Received:2021-04-19 Revised:2021-07-24 Online:2022-02-28 Published:2022-04-28
Supported by:
National Key R&D Program of China(2016YFC0502001);National Natural Science Foundation of China(42101292);National Natural Science Foundation of China(31971560);Special Foundation for Basic Research Program of Yunnan Province(202001AU070019)

摘要/Abstract

摘要：

人类活动对生态系统的影响和改变已达到前所未有的程度,如何量化人类活动对生态系统的影响成为了生态学和地理学研究中的热点问题。净初级生产力的人类占用(HANPP)是量化人类活动对生态系统能量流的影响程度的指标。目前HANPP研究开始从理论和方法的讨论及案例研究,转向作为指标应用到生态学和地理学研究的诸多领域,其重要性日益凸显。因此,论文详细介绍了HANPP的概念和估算方法;综述了其主要研究进展;讨论了HANPP的优劣及其适用范围,并着重展望了其与生态系统结构、功能、服务、生物多样性、可持续发展和人类福祉等方面有关的未来具体研究方向和科学问题,以及如何运用其探讨人类活动对生态系统的影响机制。期望启发更多与HANPP有关的研究,推动人类活动对生态系统的影响研究向定量化、系统化及多学科交叉的方向发展。

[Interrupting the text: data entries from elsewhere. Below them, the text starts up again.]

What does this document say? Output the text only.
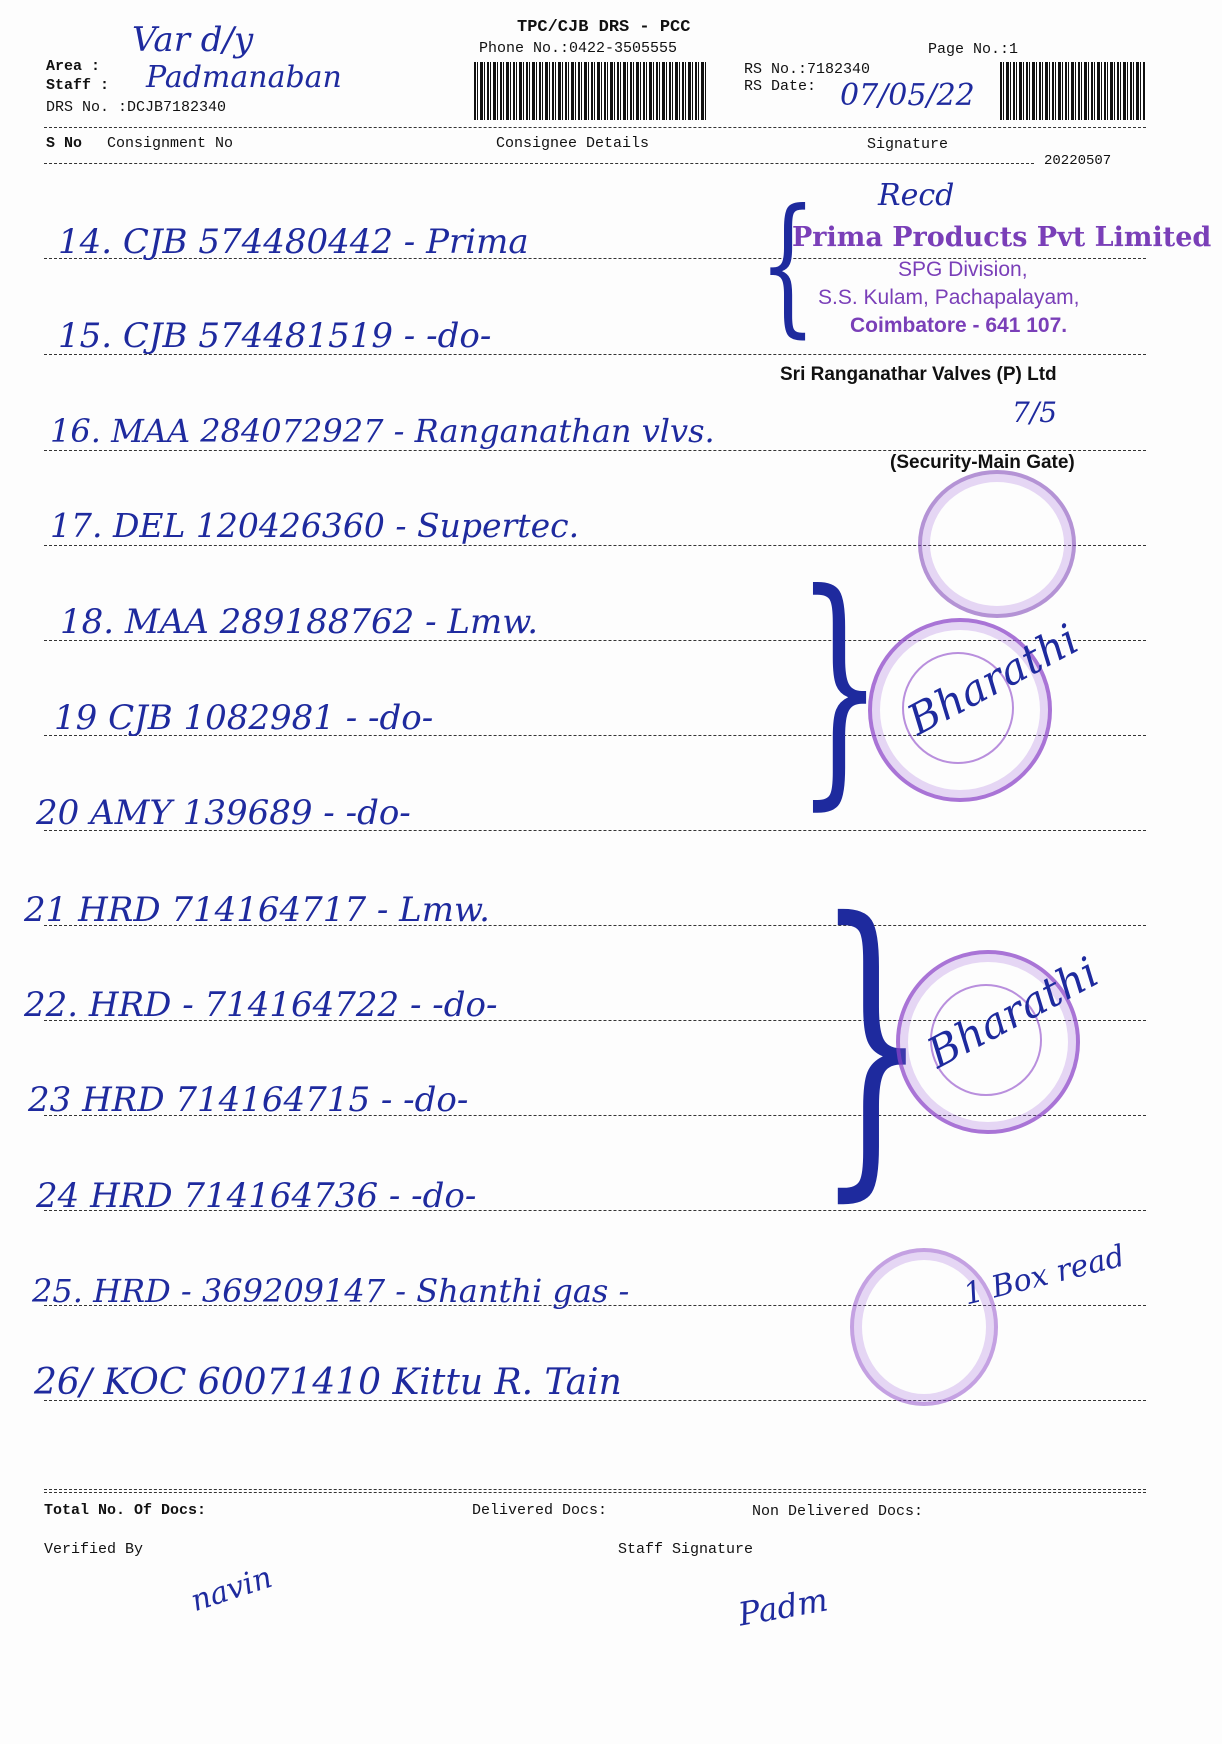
TPC/CJB DRS - PCC
Phone No.:0422-3505555	Page No.:1
Area :
Var d/y
Staff : Padmanaban
DRS No. :DCJB7182340
RS No.:7182340
RS Date: 07/05/22
S No Consignment No	Consignee Details	Signature
20220507
14. CJB 574480442 - Prima
15. CJB 574481519 - -do-
16. MAA 284072927 - Ranganathan vlvs.
17. DEL 120426360 - Supertec.
18. MAA 289188762 - Lmw.
19 CJB 1082981 - -do-
20 AMY 139689 - -do-
21 HRD 714164717 - Lmw.
22. HRD - 714164722 - -do-
23 HRD 714164715 - -do-
24 HRD 714164736 - -do-
25. HRD - 369209147 - Shanthi gas -
26/ KOC 60071410 Kittu R. Tain
{
}
}
Recd
Prima Products Pvt Limited
SPG Division,
S.S. Kulam, Pachapalayam,
Coimbatore - 641 107.
Sri Ranganathar Valves (P) Ltd
7/5
(Security-Main Gate)
Bharathi
Bharathi
1 Box read
Total No. Of Docs:	Delivered Docs:	Non Delivered Docs:
Verified By	Staff Signature
navin	Padm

关键词: 人类活动强度, 净初级生产力的人类占用(HANPP), 人地关系, 生态系统服务, 可持续发展

Abstract:

Human activities are unprecedentedly transforming the ecosystems of planet Earth, and quantifying the impacts of human activities on ecosystems therefore becomes increasingly important in ecological and geographical research. Human appropriation of net primary production (HANPP) is an indicator to quantify the extent of human activities impacting on the energy flows of ecosystems. The research of HANPP is developing, from the discussion on theories and methodology and case studies, toward the application of HANPP as an indicator in many research fields of ecology and geography. This review introduced the definition and estimating methods of HANPP; reviewed the previous works; then discussed the advantages and limitations, especially future issues and applications of HANPP concerning ecosystem structures, functions, services, biodiversity, sustainability, human well-being, and the mechanism of human activities impacting on ecosystems. We hope that this review will inspire more HANPP research and promote the quantification, systematization, and interdisciplinarity development of the human-environment relationship research.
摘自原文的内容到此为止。